There are other methods which older nations have tried and still cling to, but we have discarded them; and they who assail our system would bring us back to those. It is well to know what they are.

There is one which assumes the supremacy of the spiritual over the civil power; asserts the right of the Church to define and of the state to enforce the true faith; prohibits free judgment, or punishes its errors as crimes.

This was the law of old Europe; the principle has never been abandoned; the perversity of modern times has greatly limited its enforcement. It is still the law of Italy, Spain, and Turkey.

There is another which professes toleration for all opinions, declares the state the patron of all the sects whose ministers it pays and controls as a part of the machinery of government, and seeks the quiet of the state in the stagnation of opinion and the hereditary descent of creeds.

This is the system of England and Prussia, and, since the Revolution, of France and Belgium.
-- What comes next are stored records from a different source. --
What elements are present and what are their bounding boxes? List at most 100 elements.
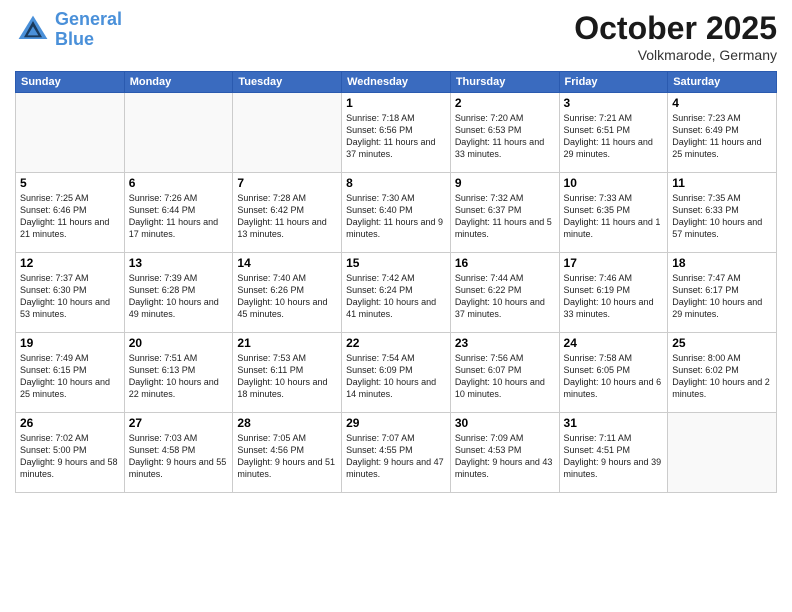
week-row-3: 12 Sunrise: 7:37 AM Sunset: 6:30 PM Dayli…	[16, 253, 777, 333]
day-number: 10	[564, 176, 664, 190]
day-cell: 12 Sunrise: 7:37 AM Sunset: 6:30 PM Dayli…	[16, 253, 125, 333]
day-cell: 4Sunrise: 7:23 AM Sunset: 6:49 PM Daylig…	[668, 93, 777, 173]
day-cell: 6 Sunrise: 7:26 AM Sunset: 6:44 PM Daylig…	[124, 173, 233, 253]
day-number: 18	[672, 256, 772, 270]
day-cell: 14 Sunrise: 7:40 AM Sunset: 6:26 PM Dayli…	[233, 253, 342, 333]
day-number: 7	[237, 176, 337, 190]
title-block: October 2025 Volkmarode, Germany	[574, 10, 777, 63]
day-number: 5	[20, 176, 120, 190]
day-info: Sunrise: 7:46 AM Sunset: 6:19 PM Dayligh…	[564, 272, 664, 321]
month-title: October 2025	[574, 10, 777, 47]
th-sunday: Sunday	[16, 72, 125, 93]
day-cell: 22 Sunrise: 7:54 AM Sunset: 6:09 PM Dayli…	[342, 333, 451, 413]
location: Volkmarode, Germany	[574, 47, 777, 63]
day-number: 26	[20, 416, 120, 430]
day-number: 15	[346, 256, 446, 270]
day-number: 31	[564, 416, 664, 430]
day-cell: 21 Sunrise: 7:53 AM Sunset: 6:11 PM Dayli…	[233, 333, 342, 413]
day-cell: 25Sunrise: 8:00 AM Sunset: 6:02 PM Dayli…	[668, 333, 777, 413]
day-cell: 29 Sunrise: 7:07 AM Sunset: 4:55 PM Dayli…	[342, 413, 451, 493]
day-info: Sunrise: 7:03 AM Sunset: 4:58 PM Dayligh…	[129, 432, 229, 481]
day-info: Sunrise: 7:42 AM Sunset: 6:24 PM Dayligh…	[346, 272, 446, 321]
th-tuesday: Tuesday	[233, 72, 342, 93]
th-thursday: Thursday	[450, 72, 559, 93]
day-number: 19	[20, 336, 120, 350]
day-info: Sunrise: 7:58 AM Sunset: 6:05 PM Dayligh…	[564, 352, 664, 401]
calendar-header-row: Sunday Monday Tuesday Wednesday Thursday…	[16, 72, 777, 93]
day-info: Sunrise: 7:56 AM Sunset: 6:07 PM Dayligh…	[455, 352, 555, 401]
day-cell: 23 Sunrise: 7:56 AM Sunset: 6:07 PM Dayli…	[450, 333, 559, 413]
day-number: 23	[455, 336, 555, 350]
day-cell: 26 Sunrise: 7:02 AM Sunset: 5:00 PM Dayli…	[16, 413, 125, 493]
header: General Blue October 2025 Volkmarode, Ge…	[15, 10, 777, 63]
day-cell: 18Sunrise: 7:47 AM Sunset: 6:17 PM Dayli…	[668, 253, 777, 333]
day-cell: 19 Sunrise: 7:49 AM Sunset: 6:15 PM Dayli…	[16, 333, 125, 413]
day-number: 25	[672, 336, 772, 350]
logo-general: General	[55, 9, 122, 29]
th-wednesday: Wednesday	[342, 72, 451, 93]
day-cell: 3 Sunrise: 7:21 AM Sunset: 6:51 PM Daylig…	[559, 93, 668, 173]
day-info: Sunrise: 7:07 AM Sunset: 4:55 PM Dayligh…	[346, 432, 446, 481]
day-cell: 30 Sunrise: 7:09 AM Sunset: 4:53 PM Dayli…	[450, 413, 559, 493]
day-info: Sunrise: 7:51 AM Sunset: 6:13 PM Dayligh…	[129, 352, 229, 401]
day-number: 24	[564, 336, 664, 350]
day-number: 29	[346, 416, 446, 430]
day-number: 28	[237, 416, 337, 430]
day-number: 9	[455, 176, 555, 190]
day-info: Sunrise: 7:02 AM Sunset: 5:00 PM Dayligh…	[20, 432, 120, 481]
day-info: Sunrise: 7:09 AM Sunset: 4:53 PM Dayligh…	[455, 432, 555, 481]
week-row-1: 1Sunrise: 7:18 AM Sunset: 6:56 PM Daylig…	[16, 93, 777, 173]
day-number: 21	[237, 336, 337, 350]
day-number: 4	[672, 96, 772, 110]
day-cell: 27 Sunrise: 7:03 AM Sunset: 4:58 PM Dayli…	[124, 413, 233, 493]
day-info: Sunrise: 7:11 AM Sunset: 4:51 PM Dayligh…	[564, 432, 664, 481]
calendar-table: Sunday Monday Tuesday Wednesday Thursday…	[15, 71, 777, 493]
day-number: 8	[346, 176, 446, 190]
day-info: Sunrise: 7:44 AM Sunset: 6:22 PM Dayligh…	[455, 272, 555, 321]
day-info: Sunrise: 7:30 AM Sunset: 6:40 PM Dayligh…	[346, 192, 446, 241]
day-info: Sunrise: 7:35 AM Sunset: 6:33 PM Dayligh…	[672, 192, 772, 241]
day-cell: 15 Sunrise: 7:42 AM Sunset: 6:24 PM Dayli…	[342, 253, 451, 333]
week-row-4: 19 Sunrise: 7:49 AM Sunset: 6:15 PM Dayli…	[16, 333, 777, 413]
day-info: Sunrise: 7:49 AM Sunset: 6:15 PM Dayligh…	[20, 352, 120, 401]
day-info: Sunrise: 7:28 AM Sunset: 6:42 PM Dayligh…	[237, 192, 337, 241]
day-number: 6	[129, 176, 229, 190]
logo: General Blue	[15, 10, 122, 50]
day-info: Sunrise: 7:54 AM Sunset: 6:09 PM Dayligh…	[346, 352, 446, 401]
day-cell: 10Sunrise: 7:33 AM Sunset: 6:35 PM Dayli…	[559, 173, 668, 253]
th-friday: Friday	[559, 72, 668, 93]
week-row-2: 5Sunrise: 7:25 AM Sunset: 6:46 PM Daylig…	[16, 173, 777, 253]
day-info: Sunrise: 7:53 AM Sunset: 6:11 PM Dayligh…	[237, 352, 337, 401]
day-number: 3	[564, 96, 664, 110]
day-info: Sunrise: 7:21 AM Sunset: 6:51 PM Dayligh…	[564, 112, 664, 161]
day-cell	[233, 93, 342, 173]
week-row-5: 26 Sunrise: 7:02 AM Sunset: 5:00 PM Dayli…	[16, 413, 777, 493]
day-cell	[124, 93, 233, 173]
day-cell: 20 Sunrise: 7:51 AM Sunset: 6:13 PM Dayli…	[124, 333, 233, 413]
day-cell: 2 Sunrise: 7:20 AM Sunset: 6:53 PM Daylig…	[450, 93, 559, 173]
day-cell: 5Sunrise: 7:25 AM Sunset: 6:46 PM Daylig…	[16, 173, 125, 253]
th-monday: Monday	[124, 72, 233, 93]
day-info: Sunrise: 7:18 AM Sunset: 6:56 PM Dayligh…	[346, 112, 446, 161]
day-cell: 1Sunrise: 7:18 AM Sunset: 6:56 PM Daylig…	[342, 93, 451, 173]
day-info: Sunrise: 7:40 AM Sunset: 6:26 PM Dayligh…	[237, 272, 337, 321]
day-number: 13	[129, 256, 229, 270]
day-info: Sunrise: 7:20 AM Sunset: 6:53 PM Dayligh…	[455, 112, 555, 161]
day-number: 14	[237, 256, 337, 270]
day-number: 22	[346, 336, 446, 350]
th-saturday: Saturday	[668, 72, 777, 93]
day-cell	[16, 93, 125, 173]
day-number: 20	[129, 336, 229, 350]
day-cell: 31 Sunrise: 7:11 AM Sunset: 4:51 PM Dayli…	[559, 413, 668, 493]
day-number: 30	[455, 416, 555, 430]
day-number: 27	[129, 416, 229, 430]
day-number: 12	[20, 256, 120, 270]
day-info: Sunrise: 7:26 AM Sunset: 6:44 PM Dayligh…	[129, 192, 229, 241]
day-number: 2	[455, 96, 555, 110]
day-cell: 13Sunrise: 7:39 AM Sunset: 6:28 PM Dayli…	[124, 253, 233, 333]
day-info: Sunrise: 7:32 AM Sunset: 6:37 PM Dayligh…	[455, 192, 555, 241]
day-cell: 7 Sunrise: 7:28 AM Sunset: 6:42 PM Daylig…	[233, 173, 342, 253]
day-info: Sunrise: 7:37 AM Sunset: 6:30 PM Dayligh…	[20, 272, 120, 321]
day-info: Sunrise: 7:05 AM Sunset: 4:56 PM Dayligh…	[237, 432, 337, 481]
day-cell: 8 Sunrise: 7:30 AM Sunset: 6:40 PM Daylig…	[342, 173, 451, 253]
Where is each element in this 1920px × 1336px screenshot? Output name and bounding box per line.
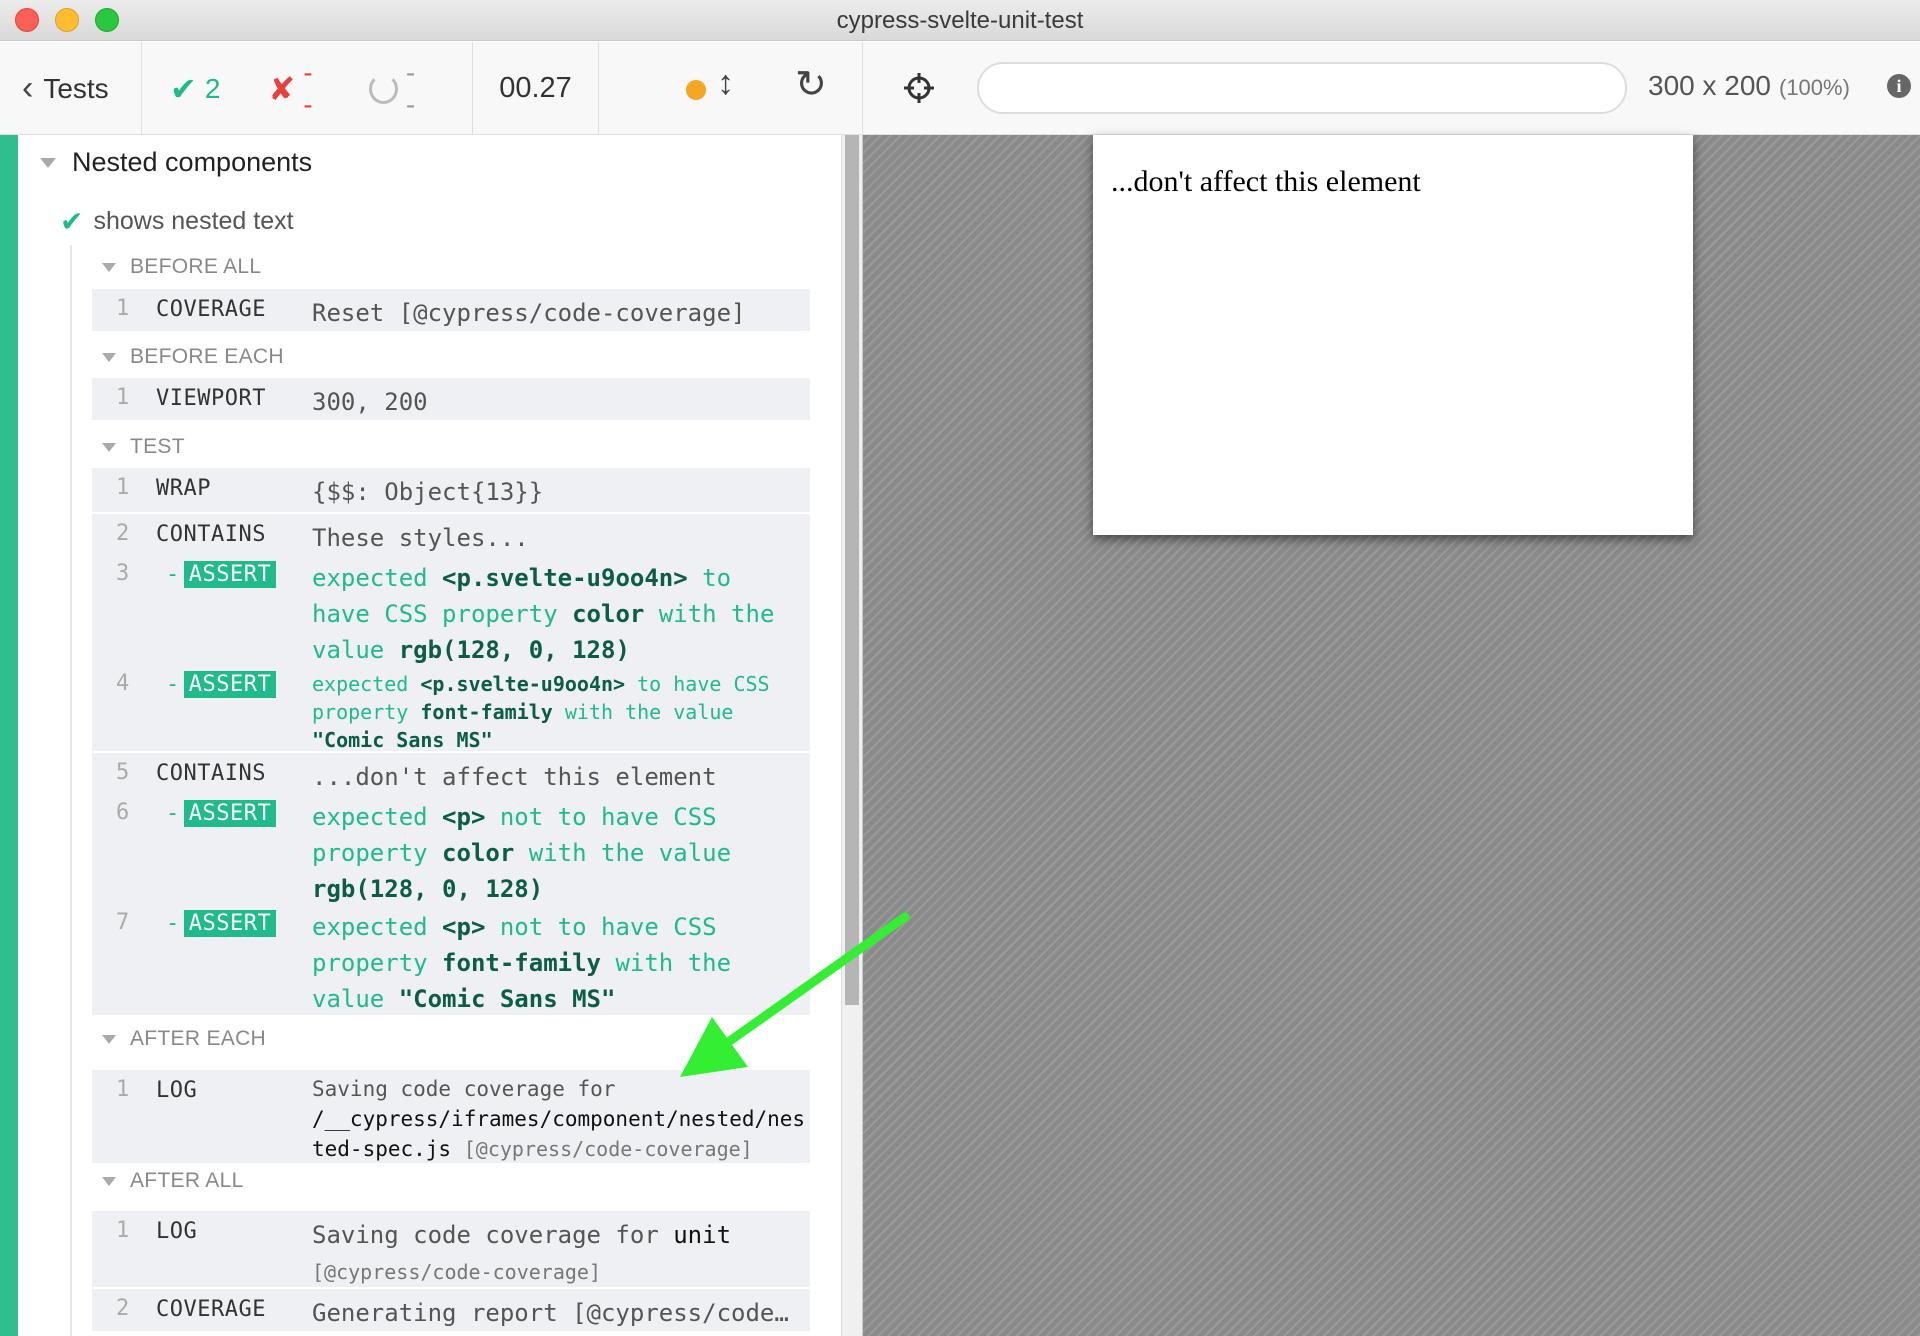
hook-before-each[interactable]: BEFORE EACH: [102, 345, 284, 369]
command-log: Nested components ✔ shows nested text BE…: [0, 135, 841, 1336]
reload-icon[interactable]: ↻: [795, 62, 827, 107]
x-icon: ✘: [268, 70, 296, 107]
reporter-scrollbar[interactable]: [841, 135, 862, 1336]
command-row[interactable]: 1 WRAP {$$: Object{13}}: [92, 468, 810, 512]
resize-arrows-icon[interactable]: ↕: [717, 64, 734, 103]
runner-toolbar: 300 x 200 (100%) i: [862, 42, 1920, 135]
crosshair-icon[interactable]: [903, 72, 935, 104]
hook-after-each[interactable]: AFTER EACH: [102, 1027, 266, 1051]
check-icon: ✔: [170, 70, 197, 107]
check-icon: ✔: [60, 206, 84, 237]
test-title[interactable]: ✔ shows nested text: [60, 205, 294, 238]
triangle-down-icon: [102, 262, 116, 272]
maximize-window-button[interactable]: [95, 8, 119, 32]
command-row[interactable]: 1 LOG Saving code coverage for unit [@cyp…: [92, 1211, 810, 1287]
command-row[interactable]: 2 CONTAINS These styles...: [92, 512, 810, 554]
chevron-left-icon: ‹: [22, 69, 34, 107]
command-row[interactable]: 1 COVERAGE Reset [@cypress/code-coverage…: [92, 289, 810, 331]
assert-badge: ASSERT: [183, 800, 277, 827]
aut-text: ...don't affect this element: [1111, 165, 1421, 198]
window-titlebar: cypress-svelte-unit-test: [0, 0, 1920, 41]
assert-badge: ASSERT: [183, 671, 277, 698]
duration: 00.27: [473, 42, 599, 135]
assert-badge: ASSERT: [183, 910, 277, 937]
reporter-toolbar: ‹ Tests ✔ 2 ✘ -- -- 00.27 ↕ ↻: [0, 42, 862, 135]
hook-before-all[interactable]: BEFORE ALL: [102, 255, 261, 279]
url-input[interactable]: [977, 62, 1627, 114]
spinner-icon: [368, 73, 398, 104]
triangle-down-icon: [102, 1176, 116, 1186]
assert-row[interactable]: 3 - ASSERT expected <p.svelte-u9oo4n> to …: [92, 554, 810, 664]
assert-badge: ASSERT: [183, 561, 277, 588]
back-to-tests-button[interactable]: ‹ Tests: [0, 42, 142, 135]
command-row[interactable]: 5 CONTAINS ...don't affect this element: [92, 751, 810, 793]
hook-after-all[interactable]: AFTER ALL: [102, 1169, 244, 1193]
command-row[interactable]: 1 VIEWPORT 300, 200: [92, 378, 810, 420]
aut-stage: ...don't affect this element: [862, 135, 1920, 1336]
annotation-arrow-icon: [680, 912, 910, 1077]
test-stats: ✔ 2 ✘ -- --: [142, 42, 473, 135]
aut-iframe: ...don't affect this element: [1093, 135, 1693, 535]
suite-title[interactable]: Nested components: [40, 147, 312, 178]
hook-test[interactable]: TEST: [102, 435, 185, 459]
failed-count: ✘ --: [268, 56, 313, 120]
triangle-down-icon: [40, 157, 56, 168]
status-dot-icon: [686, 80, 706, 100]
minimize-window-button[interactable]: [55, 8, 79, 32]
assert-row[interactable]: 4 - ASSERT expected <p.svelte-u9oo4n> to …: [92, 664, 810, 752]
command-row[interactable]: 2 COVERAGE Generating report [@cypress/c…: [92, 1287, 810, 1331]
window-title: cypress-svelte-unit-test: [836, 7, 1084, 34]
pending-count: --: [368, 57, 424, 121]
triangle-down-icon: [102, 442, 116, 452]
info-icon[interactable]: i: [1887, 74, 1911, 98]
assert-row[interactable]: 6 - ASSERT expected <p> not to have CSS p…: [92, 793, 810, 903]
pass-indicator-bar: [0, 135, 18, 1336]
passed-count: ✔ 2: [170, 70, 221, 107]
back-label: Tests: [43, 72, 109, 104]
viewport-size: 300 x 200 (100%): [1648, 70, 1850, 101]
scrollbar-thumb[interactable]: [845, 135, 859, 1005]
triangle-down-icon: [102, 352, 116, 362]
triangle-down-icon: [102, 1034, 116, 1044]
reporter-controls: ↕ ↻: [599, 42, 862, 135]
close-window-button[interactable]: [15, 8, 39, 32]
It is the boasted system of toleration.

There is a third system which asserts the right of each man to absolute freedom in belief and worship, which denies to the state and to the Church all power to coerce in matters of religion, which declares absolute freedom of thought the only security for religion.

It is not toleration, for that implies indulgence, a privilege which may be regulated or revoked. It is freedom of the individual in matters of religion.

It denies to the state all power over it except the necessary right to determine the limits of the domain of conscience and the state.